Visits to national parks have become more common during the last ten years. Pallas-Ylläs and Pyhä-Luosto national parks were established in their present extent in 2005. The estimated number of visits to both of these areas was already in 2007 over ten thousand more than in 2005. Urho Kekkonen national park also seems to have received somewhat more visits in recent years. The number of visits to Lemmenjoki have remained approximately at the same level.
Impact on biodiversity
Tourism is one of the human activities that influences biodiversity in the alpine areas the most. Tourism may threaten the wilderness-like character of these areas especially since it usually is associated with increasing off-road traffic (AL3). This includes, for example, snow mobile safaris and transportation by helicopter to distant resorts. Hiking and nature tourism cause erosion of soil and vegetation around the most popular routes in national parks.

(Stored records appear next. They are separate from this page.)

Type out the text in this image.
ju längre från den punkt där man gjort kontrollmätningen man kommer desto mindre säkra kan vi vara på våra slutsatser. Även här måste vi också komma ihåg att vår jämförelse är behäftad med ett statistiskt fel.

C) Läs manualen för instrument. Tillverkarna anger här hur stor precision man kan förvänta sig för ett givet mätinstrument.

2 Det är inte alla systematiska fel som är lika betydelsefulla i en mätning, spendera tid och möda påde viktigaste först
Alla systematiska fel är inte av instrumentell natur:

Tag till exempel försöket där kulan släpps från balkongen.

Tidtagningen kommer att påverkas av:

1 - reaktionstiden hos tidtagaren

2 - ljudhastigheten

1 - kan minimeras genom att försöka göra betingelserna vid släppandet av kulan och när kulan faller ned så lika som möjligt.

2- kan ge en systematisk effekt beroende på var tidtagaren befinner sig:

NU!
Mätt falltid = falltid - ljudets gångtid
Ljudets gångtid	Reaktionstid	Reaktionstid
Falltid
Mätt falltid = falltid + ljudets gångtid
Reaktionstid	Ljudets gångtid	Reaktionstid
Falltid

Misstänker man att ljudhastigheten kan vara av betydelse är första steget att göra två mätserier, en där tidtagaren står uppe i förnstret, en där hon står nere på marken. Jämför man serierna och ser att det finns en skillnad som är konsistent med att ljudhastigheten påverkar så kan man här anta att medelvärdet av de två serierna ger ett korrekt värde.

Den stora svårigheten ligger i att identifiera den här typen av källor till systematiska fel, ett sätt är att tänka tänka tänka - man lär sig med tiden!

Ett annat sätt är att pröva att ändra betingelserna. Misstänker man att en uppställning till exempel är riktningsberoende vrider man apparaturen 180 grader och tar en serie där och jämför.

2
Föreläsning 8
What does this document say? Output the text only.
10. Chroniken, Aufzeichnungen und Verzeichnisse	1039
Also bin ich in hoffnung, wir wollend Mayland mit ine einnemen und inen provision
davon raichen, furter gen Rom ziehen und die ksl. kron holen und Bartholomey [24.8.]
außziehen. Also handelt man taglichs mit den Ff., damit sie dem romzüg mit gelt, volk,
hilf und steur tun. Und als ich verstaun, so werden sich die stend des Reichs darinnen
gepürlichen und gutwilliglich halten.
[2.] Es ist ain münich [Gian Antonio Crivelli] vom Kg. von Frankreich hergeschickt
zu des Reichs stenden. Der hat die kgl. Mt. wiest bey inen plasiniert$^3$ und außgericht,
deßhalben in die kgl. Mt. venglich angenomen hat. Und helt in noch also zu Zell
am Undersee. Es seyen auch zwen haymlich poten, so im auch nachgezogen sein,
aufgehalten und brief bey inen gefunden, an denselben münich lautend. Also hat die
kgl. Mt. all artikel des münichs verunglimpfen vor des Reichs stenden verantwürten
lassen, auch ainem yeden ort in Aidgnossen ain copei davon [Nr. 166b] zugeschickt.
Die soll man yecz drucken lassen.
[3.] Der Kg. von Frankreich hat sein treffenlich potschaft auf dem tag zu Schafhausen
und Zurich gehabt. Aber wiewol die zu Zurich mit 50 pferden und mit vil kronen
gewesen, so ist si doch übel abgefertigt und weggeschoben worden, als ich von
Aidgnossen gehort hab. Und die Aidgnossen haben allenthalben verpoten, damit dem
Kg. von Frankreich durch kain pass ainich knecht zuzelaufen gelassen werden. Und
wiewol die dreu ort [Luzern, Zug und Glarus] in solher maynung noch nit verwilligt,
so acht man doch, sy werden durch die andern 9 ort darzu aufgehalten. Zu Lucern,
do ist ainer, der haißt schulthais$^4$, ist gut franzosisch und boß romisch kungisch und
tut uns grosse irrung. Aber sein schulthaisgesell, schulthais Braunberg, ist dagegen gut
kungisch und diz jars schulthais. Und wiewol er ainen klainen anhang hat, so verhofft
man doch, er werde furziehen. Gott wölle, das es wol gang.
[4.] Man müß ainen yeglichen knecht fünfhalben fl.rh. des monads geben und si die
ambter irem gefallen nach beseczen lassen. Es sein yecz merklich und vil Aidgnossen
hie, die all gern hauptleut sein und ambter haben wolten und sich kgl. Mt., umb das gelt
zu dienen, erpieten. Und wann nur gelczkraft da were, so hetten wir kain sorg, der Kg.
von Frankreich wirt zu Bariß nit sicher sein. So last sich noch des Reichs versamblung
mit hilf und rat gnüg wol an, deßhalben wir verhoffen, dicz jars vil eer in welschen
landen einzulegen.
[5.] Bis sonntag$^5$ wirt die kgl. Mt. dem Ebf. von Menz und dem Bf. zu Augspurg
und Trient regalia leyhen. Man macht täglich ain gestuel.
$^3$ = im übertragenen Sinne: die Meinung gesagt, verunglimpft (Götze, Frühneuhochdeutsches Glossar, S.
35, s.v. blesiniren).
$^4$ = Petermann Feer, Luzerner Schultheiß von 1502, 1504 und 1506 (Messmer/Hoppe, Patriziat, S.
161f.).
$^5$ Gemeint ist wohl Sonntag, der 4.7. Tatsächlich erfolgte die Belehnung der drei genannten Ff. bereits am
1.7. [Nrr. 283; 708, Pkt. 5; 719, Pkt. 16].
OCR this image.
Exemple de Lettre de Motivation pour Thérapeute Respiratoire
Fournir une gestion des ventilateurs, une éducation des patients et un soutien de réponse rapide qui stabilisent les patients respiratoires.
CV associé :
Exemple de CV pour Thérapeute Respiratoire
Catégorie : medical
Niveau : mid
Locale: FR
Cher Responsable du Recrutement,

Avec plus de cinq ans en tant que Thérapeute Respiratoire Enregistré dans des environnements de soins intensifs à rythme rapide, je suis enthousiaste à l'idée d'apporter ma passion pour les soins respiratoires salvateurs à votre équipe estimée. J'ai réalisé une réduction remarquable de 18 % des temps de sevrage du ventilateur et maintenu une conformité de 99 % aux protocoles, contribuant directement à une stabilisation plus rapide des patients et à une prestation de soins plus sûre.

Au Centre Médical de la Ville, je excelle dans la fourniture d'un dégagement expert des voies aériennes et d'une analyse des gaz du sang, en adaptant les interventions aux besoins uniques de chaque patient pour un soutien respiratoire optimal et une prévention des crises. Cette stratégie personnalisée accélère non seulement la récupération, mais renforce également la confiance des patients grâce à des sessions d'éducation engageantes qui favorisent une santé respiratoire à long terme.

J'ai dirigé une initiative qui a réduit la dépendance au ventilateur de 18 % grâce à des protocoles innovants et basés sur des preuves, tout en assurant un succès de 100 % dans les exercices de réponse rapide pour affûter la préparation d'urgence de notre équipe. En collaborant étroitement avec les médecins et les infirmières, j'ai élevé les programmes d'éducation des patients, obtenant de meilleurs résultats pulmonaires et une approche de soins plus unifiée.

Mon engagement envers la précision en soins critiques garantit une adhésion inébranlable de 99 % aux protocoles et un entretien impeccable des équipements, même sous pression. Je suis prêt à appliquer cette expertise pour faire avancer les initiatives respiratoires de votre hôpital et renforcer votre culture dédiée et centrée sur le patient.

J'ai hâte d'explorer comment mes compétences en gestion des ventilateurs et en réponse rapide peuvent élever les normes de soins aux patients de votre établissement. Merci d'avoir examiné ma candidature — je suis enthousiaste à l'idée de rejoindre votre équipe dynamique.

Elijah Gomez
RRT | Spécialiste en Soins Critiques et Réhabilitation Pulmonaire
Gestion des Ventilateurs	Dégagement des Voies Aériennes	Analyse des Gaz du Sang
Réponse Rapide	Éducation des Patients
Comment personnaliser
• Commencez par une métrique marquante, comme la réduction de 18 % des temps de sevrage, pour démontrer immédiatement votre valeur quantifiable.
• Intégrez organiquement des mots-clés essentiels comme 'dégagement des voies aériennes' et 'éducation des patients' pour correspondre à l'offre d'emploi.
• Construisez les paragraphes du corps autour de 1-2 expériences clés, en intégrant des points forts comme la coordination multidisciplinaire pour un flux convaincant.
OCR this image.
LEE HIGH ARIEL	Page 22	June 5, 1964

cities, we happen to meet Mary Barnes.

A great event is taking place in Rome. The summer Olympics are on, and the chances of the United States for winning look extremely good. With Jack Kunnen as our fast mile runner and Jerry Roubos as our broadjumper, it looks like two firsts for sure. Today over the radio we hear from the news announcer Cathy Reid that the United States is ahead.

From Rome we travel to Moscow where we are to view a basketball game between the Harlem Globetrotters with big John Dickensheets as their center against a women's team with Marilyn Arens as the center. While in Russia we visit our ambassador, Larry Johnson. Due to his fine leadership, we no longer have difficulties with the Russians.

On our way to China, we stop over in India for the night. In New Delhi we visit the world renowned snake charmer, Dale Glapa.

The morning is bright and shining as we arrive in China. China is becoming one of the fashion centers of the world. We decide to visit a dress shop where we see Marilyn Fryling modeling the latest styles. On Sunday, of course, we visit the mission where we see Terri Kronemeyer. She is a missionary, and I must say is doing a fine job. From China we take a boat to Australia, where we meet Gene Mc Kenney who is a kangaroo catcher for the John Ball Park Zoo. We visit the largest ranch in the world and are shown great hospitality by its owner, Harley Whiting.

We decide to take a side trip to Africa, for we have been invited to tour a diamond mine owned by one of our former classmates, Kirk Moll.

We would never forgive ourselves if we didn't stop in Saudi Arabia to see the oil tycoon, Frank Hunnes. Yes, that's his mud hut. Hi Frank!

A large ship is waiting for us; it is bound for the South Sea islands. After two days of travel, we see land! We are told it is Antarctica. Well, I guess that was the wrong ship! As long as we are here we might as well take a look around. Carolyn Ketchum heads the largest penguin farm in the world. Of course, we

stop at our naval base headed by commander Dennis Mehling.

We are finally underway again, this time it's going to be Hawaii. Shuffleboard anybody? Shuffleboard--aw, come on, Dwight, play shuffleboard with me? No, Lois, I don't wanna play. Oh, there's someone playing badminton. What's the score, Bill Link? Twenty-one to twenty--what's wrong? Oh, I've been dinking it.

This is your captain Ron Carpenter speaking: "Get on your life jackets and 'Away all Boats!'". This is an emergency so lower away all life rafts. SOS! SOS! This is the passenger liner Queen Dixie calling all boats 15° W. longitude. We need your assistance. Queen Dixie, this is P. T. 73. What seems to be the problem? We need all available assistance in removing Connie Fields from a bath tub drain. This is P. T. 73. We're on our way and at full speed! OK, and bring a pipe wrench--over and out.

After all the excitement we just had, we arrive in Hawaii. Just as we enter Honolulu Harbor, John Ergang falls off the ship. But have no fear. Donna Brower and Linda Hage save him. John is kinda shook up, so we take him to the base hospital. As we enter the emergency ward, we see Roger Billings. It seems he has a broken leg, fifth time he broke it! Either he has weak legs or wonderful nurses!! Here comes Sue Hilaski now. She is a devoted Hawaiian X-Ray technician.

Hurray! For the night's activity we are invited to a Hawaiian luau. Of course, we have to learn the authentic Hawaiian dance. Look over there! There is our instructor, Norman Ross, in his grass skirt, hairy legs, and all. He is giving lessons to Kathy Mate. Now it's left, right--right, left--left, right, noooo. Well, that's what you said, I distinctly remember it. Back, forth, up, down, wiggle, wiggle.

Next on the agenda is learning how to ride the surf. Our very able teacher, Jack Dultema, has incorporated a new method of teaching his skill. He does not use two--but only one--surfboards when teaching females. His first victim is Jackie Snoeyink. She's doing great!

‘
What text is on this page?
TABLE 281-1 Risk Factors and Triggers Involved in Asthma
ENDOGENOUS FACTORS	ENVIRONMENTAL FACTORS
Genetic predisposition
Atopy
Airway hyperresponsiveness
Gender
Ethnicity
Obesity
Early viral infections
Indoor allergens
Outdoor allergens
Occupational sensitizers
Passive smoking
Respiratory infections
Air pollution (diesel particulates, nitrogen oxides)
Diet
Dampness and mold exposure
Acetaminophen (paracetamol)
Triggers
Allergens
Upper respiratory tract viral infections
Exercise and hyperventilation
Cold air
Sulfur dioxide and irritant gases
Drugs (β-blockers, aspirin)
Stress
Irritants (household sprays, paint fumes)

The effects of trampling may be destructive for the ground vegetation communities, which often recover slowly in northern conditions. Certain animal species may also be disturbed by visitor groups.
The number of visitors is already greater than the vegetation can tolerate in many national parks. Therefore the need to direct visitors away from vulnerable sites is increasing. Tourism is at the same time very important for Lapland. Many of its indirect effects actually benefit biodiversity too, for example by bringing conservation areas and their importance under public attention.